Daniel Craig's 007 is simply more real. When Ian Fleming created James Bond there were no great heroes to serve as a reference (well, for some there was Burt Lancaster's Captain Vallo in The Dread Mocker, but since nobody serialized him ...) and any hero did. In fact Fleming did not consider Bond to be a hero. It is assumed that what he had created was a gray guy who did his job, without any social significance. And for a time he functioned as a hero. When he made the leap to the movies, he was the perfect hero for the perfect moment. The problem is that it expired soon and was not upgraded to a better version. Which is why all representations of the character after Connery failed ... right down to Craig. Sean Connery's Bond is a stereotype, it's the template without nuances. Bond is a fictional character, but he couldn't be a papier-mache character forever. At what point did Daniel Craig become the best James Bond? The answer is at Casino Royal. No more no less. At the same moment he became Bond. By 2006 Connery's Bond stereotype no longer worked.

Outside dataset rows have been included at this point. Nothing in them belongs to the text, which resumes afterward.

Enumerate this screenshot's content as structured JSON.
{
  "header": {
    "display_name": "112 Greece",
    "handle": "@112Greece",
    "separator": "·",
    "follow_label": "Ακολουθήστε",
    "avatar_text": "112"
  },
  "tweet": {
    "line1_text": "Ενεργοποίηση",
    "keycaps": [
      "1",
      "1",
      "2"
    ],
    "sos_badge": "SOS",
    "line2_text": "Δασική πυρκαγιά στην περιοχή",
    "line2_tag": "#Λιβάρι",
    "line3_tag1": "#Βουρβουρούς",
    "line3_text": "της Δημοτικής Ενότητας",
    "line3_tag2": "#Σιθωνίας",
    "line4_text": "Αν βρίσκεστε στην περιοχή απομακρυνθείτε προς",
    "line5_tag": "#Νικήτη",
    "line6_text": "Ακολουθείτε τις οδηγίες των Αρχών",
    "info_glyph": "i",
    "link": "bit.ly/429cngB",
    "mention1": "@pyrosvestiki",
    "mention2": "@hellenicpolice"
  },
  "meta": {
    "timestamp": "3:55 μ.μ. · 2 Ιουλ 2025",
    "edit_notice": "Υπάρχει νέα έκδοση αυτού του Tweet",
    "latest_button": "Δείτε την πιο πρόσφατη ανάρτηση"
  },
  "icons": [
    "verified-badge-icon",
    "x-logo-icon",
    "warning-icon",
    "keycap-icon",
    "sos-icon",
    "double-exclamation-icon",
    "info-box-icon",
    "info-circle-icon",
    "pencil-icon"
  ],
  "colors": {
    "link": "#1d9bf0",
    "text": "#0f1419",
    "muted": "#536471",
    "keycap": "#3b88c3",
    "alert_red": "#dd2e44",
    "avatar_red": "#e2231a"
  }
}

Why is Bond better? Because it has humanized the character. Great heroes are not perfect in the 21st century. Bond may not have had competition when Fleming created him, but he did later. If the entire Marvel franchise works, it is because they are characters who not only seek something and have a hard time getting it, but they have internal conflicts and are terribly imperfect. They are characters who suffer. Before, Bond simply did not suffer. Ever since Craig began to give life to the character we began to believe, really, that Bond is a tough guy, but also that he is tremendously vulnerable, something that Sean Connery never managed to sell us (to whom the death of his friend Felix left him the same as if you were in the Carrefour queue wondering if you had missed something on the list). Ironic? Yes. Chulesco? Too. Lasted? Well, hard choreographed sixties and seventies, but come on. But there is no comparison. The James Bond Craig suffers emotionally in Quantum of Solace what Connery suffered no more than that time a laser was aimed at the nacasons.


Anyway. Inside video. Let's see if we convince you.